How do I represent and work with n-bit vectors in Python?

oligofren picture oligofren · Jan 27, 2010 · Viewed 19.5k times · Source

In an assignment I am currently working on we need to work with bit vectors, but I am very unsure of how to do this in Python. They should be able to be from 4 bits to 20 bits. I have never worked with bit vector before, but I guess that one would one create arrays of unsigned bytes that you manipulated using the usual AND/OR/XOR operations.

The important restriction here is: I cannot rely on any libraries other than those supplied with standard Python.

I think I know how I would do this in C using arrays of 8 bit unsigned bytes: e.g. to turn the 18th bit of a zeroed array into a one, I would do something like my_bit_array[3] &= 1<<2

But since Python is dynamically typed and does not have a built-in array type, how would I go about doing this in a pythonic way?

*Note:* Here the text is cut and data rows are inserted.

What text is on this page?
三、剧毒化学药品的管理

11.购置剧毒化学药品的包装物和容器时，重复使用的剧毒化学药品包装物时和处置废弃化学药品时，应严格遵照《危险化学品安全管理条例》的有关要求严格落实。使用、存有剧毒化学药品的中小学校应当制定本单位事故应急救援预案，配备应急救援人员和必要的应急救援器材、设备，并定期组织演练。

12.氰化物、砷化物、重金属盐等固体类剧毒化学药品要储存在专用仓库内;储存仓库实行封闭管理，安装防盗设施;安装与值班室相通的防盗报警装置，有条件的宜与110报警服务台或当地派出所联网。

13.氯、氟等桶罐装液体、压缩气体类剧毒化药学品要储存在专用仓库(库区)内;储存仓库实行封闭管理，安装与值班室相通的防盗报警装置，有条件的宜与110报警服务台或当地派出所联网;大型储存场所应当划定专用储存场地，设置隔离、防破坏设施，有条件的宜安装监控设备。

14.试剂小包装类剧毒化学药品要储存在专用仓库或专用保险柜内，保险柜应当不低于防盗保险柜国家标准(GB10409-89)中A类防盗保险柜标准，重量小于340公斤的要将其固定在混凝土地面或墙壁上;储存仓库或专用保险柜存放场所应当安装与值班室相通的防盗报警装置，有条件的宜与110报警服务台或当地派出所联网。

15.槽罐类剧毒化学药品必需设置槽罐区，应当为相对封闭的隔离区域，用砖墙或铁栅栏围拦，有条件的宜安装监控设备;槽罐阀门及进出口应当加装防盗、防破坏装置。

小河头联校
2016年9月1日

And is it possible (how?) to express a bit vector of size 20? I am thinking of perhaps making a 24 bit / 3 byte vector and ignoring the 4 bits.

Answer

jpkotta picture jpkotta · Apr 17, 2017

I'm surprised that no one has mentioned ints (or I guess long in Python 2). ints can be arbitrarily large, you can use bitwise operators on them, they're fast, and the code looks like bit twiddling code in C (I consider that to be an advantage).

x = 0 # empty
x |= 1<<19 # set bit 19
x &= ~(1<<19) # clear bit 19
x ^= 1<<19 # toggle bit 19
x = ~x # invert *all* bits, all the way to infinity
mask = ((1<<20)-1) # define a 20 bit wide mask
x &= mask # ensure bits 20 and higher are 0
x ^= mask # invert only bits 0 through 19

(x >> 19) & 1 # test bit 19
(x >> 16) & 0xf # get bits 16 through 20.

I've used this for bitvectors hundreds of bits long.